Sosiolog dari Universitas Negeri Jakarta (UNJ) Asep Suryana menilai, kehadiran preman di ruang publik bisa jadi merupakan tanda ketidakhadiran negara dalam menjaga dan mengamankan warga. Akhirnya, preman mengambil alih ruang publik untuk mengubahnya menjadi aset mencari uang.
“Pejabat kita punya kecenderungan menjaga ruang atau fasilitas publik ketika ada tujuan untuk pencitraan,” kata Asep, Rabu (15/1).
“Kalau sudah pencitraannya, enggak dijaga ruang publik itu.”
Dia melanjutkan, bisa pula preman yang menguasai ruang publik dapat restu dari oknum aparat untuk memburu rente. Dalam kasus premanisme di Jakarta, kata Asep, preman berkedok ormas banyak “dipelihara” oknum aparat untuk menjadi perpanjangan tangan dalam menggalang uang.
“Jadi dibiarkan oleh aparat. Itu terjadi di banyak tempat,” ujar Asep.
Bisa juga, ujar Asep, elite politik menggunakan ormas atau preman untuk menekan kelompok yang kritis terhadap pemerintah. “Itu jamak terjadi. Kalau sekarang, ormas itu menjadi sayap partai,” tutur Asep.
Asep mengatakan, salah satu cara yang bisa dilakukan warga untuk menangani aksi premanisme di ruang publik adalah dengan membuat viral. Menurut dia, dengan masifnya media sosial, viral menjadi senjata utama publik untuk mengungkap kejahatan.
"Cara ini terbukti efektif," kata Asep.
Sementara itu, sosiolog dari Universitas Islam Negeri (UIN) Syarif Hidayatullah Jakarta, Tantan Hermansah memandang, ruang publik dikuasai kelompok tertentu karena saat ini pemaknaannya sudah mengalami bias. Semula ruang publik menjadi akses bagi warga, lalu sekarang menjadi ruang untuk mencari untung sebesar-besarnya.

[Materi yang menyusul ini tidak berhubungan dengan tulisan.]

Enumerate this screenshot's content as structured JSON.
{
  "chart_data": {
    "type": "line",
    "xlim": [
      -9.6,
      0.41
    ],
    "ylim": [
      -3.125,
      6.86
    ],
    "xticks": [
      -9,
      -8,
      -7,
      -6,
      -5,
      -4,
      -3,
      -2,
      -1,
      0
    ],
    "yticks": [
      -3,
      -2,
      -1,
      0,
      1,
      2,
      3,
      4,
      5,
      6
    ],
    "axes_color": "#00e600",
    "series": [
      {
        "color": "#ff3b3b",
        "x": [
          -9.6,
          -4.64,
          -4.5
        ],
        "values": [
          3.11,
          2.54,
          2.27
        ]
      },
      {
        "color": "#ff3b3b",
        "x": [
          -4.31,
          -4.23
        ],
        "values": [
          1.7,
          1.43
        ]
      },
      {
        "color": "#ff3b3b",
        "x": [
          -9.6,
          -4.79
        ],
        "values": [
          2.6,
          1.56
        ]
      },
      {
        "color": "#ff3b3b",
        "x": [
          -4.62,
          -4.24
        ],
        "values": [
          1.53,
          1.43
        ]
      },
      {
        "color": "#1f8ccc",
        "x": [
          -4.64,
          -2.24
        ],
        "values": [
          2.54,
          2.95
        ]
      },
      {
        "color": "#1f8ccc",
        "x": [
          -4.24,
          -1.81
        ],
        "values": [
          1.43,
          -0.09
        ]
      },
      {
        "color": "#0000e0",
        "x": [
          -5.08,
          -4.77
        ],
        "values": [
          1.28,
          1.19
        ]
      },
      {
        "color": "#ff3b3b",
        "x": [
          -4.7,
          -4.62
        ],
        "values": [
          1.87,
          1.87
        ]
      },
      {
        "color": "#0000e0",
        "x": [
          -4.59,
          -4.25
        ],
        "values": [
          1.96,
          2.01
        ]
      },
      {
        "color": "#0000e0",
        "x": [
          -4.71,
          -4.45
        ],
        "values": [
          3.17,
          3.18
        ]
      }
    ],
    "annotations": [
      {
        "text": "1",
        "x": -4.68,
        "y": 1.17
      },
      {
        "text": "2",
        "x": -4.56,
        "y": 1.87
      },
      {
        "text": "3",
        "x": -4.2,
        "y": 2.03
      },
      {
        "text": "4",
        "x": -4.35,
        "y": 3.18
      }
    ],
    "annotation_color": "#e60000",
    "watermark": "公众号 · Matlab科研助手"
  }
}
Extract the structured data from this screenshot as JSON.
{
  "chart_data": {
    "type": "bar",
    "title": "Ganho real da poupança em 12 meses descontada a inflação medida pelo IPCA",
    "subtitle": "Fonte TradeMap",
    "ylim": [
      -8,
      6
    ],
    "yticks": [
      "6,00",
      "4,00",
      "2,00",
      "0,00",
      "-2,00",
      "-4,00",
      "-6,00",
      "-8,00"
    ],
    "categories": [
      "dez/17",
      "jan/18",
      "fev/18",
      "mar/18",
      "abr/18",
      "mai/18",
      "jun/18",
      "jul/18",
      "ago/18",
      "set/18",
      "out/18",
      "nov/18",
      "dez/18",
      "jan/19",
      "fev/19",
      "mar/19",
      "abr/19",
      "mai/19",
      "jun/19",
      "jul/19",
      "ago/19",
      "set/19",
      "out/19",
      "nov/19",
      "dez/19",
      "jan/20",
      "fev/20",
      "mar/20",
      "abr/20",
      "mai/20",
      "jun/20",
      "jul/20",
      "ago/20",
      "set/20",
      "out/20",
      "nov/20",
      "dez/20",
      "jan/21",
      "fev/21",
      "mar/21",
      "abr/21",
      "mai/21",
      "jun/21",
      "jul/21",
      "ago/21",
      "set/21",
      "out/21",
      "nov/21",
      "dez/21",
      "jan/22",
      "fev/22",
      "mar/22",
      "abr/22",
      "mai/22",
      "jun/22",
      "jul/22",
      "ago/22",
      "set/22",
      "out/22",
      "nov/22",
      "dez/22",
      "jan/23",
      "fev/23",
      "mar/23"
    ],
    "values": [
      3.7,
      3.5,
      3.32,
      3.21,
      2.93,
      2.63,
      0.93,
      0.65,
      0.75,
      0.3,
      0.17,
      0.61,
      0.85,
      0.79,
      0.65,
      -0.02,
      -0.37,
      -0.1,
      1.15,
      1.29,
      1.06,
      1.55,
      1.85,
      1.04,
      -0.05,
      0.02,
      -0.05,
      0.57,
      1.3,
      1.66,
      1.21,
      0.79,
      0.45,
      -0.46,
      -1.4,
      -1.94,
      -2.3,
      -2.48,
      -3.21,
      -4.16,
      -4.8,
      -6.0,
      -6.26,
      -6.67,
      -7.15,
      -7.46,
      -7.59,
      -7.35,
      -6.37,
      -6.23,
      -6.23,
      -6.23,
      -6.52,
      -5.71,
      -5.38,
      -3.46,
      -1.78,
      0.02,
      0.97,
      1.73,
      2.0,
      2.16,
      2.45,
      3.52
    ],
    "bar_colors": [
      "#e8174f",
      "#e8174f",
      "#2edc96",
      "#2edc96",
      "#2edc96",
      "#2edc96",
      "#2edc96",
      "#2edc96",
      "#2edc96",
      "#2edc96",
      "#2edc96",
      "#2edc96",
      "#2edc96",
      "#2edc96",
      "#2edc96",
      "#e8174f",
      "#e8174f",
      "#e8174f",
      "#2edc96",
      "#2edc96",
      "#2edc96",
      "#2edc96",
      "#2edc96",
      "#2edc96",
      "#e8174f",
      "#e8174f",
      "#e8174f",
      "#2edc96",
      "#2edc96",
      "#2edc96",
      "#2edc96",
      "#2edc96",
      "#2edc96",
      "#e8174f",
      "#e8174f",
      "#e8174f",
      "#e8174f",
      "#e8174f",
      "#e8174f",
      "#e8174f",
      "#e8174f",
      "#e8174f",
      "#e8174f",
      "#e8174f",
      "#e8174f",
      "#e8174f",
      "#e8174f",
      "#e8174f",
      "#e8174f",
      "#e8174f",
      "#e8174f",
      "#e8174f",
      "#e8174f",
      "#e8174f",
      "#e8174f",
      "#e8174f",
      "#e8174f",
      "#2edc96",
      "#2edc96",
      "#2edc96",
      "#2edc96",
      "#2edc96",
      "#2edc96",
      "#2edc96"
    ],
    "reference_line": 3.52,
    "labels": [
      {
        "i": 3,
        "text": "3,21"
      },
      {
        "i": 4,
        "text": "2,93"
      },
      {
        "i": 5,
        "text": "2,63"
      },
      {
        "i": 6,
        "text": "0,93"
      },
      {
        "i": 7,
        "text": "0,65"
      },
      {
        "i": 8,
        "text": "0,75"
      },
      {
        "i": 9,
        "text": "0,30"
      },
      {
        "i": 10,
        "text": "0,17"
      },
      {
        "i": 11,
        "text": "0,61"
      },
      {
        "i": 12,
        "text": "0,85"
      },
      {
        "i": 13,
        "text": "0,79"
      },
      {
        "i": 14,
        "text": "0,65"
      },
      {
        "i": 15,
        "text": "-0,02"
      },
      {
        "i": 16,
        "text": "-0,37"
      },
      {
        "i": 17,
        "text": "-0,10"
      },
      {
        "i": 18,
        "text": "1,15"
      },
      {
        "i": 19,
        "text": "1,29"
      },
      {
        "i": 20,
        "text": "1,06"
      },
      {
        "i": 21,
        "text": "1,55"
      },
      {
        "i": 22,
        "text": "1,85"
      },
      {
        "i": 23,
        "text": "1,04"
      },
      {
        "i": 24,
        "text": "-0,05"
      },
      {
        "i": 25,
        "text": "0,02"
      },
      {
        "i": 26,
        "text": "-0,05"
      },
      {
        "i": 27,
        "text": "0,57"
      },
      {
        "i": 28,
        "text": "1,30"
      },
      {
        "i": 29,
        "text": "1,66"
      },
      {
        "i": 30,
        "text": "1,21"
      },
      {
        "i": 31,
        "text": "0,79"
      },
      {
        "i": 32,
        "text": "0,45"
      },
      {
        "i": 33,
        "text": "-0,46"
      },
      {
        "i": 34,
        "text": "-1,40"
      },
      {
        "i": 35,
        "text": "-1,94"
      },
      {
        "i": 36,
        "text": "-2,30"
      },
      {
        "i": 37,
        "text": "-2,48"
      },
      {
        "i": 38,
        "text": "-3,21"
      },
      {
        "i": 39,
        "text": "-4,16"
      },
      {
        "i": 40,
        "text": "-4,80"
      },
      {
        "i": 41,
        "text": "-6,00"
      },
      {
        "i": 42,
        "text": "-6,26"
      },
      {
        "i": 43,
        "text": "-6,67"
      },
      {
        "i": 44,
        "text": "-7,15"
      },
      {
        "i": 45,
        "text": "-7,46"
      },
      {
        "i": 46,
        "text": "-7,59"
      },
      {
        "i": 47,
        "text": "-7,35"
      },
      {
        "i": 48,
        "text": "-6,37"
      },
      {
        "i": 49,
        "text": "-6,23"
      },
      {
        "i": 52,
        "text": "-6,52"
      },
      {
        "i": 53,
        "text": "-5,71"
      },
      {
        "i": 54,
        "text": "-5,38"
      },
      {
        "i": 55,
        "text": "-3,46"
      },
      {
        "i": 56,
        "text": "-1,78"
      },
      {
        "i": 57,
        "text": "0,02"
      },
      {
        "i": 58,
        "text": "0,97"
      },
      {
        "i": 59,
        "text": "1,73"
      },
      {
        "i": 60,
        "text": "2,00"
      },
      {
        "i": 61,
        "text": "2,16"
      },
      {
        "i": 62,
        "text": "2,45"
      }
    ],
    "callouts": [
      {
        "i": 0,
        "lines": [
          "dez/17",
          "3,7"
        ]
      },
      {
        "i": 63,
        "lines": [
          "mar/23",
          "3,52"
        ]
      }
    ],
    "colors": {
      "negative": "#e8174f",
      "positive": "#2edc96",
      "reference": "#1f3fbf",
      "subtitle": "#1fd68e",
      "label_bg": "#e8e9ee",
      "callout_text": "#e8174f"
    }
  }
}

“Hal ini terjadi karena lemahnya aturan pemanfaatan ruang publik. Paling hanya imbauan tidak boleh ini dan itu. Tapi tidak pernah ada sanksi tegas harus bagaimana,” ucap Tantan, Rabu (15/1).
Tantan mengatakan, dalam praktiknya banyak ruang publik yang dikuasai atau “dikuasakan” kepada kelompok tertentu. Sebabnya, negara tidak mampu hadir menjaganya untuk kepentingan publik.
“Padahal ruang publik itu harus nyaman dan aman, bisa dinikmati oleh publik,” ujar Tantan.
Lebih lanjut, Tantan menjelaskan, cara mencegah premanisme adalah masyarakat harus proaktif menjaga ruang publik agar tidak disalahgunakan menjadi ladang penarikan uang ilegal. Selain itu, aparat juga harus tegas menindak aksi premanisme dan tidak main mata dengan preman.
“Kalau ruang publik dibiarkan dianeksasi oleh sekelompok orang untuk kepentingan premanisme, nantinya publik sulit lagi mengaksesnya secara gratis,” kata Tantan.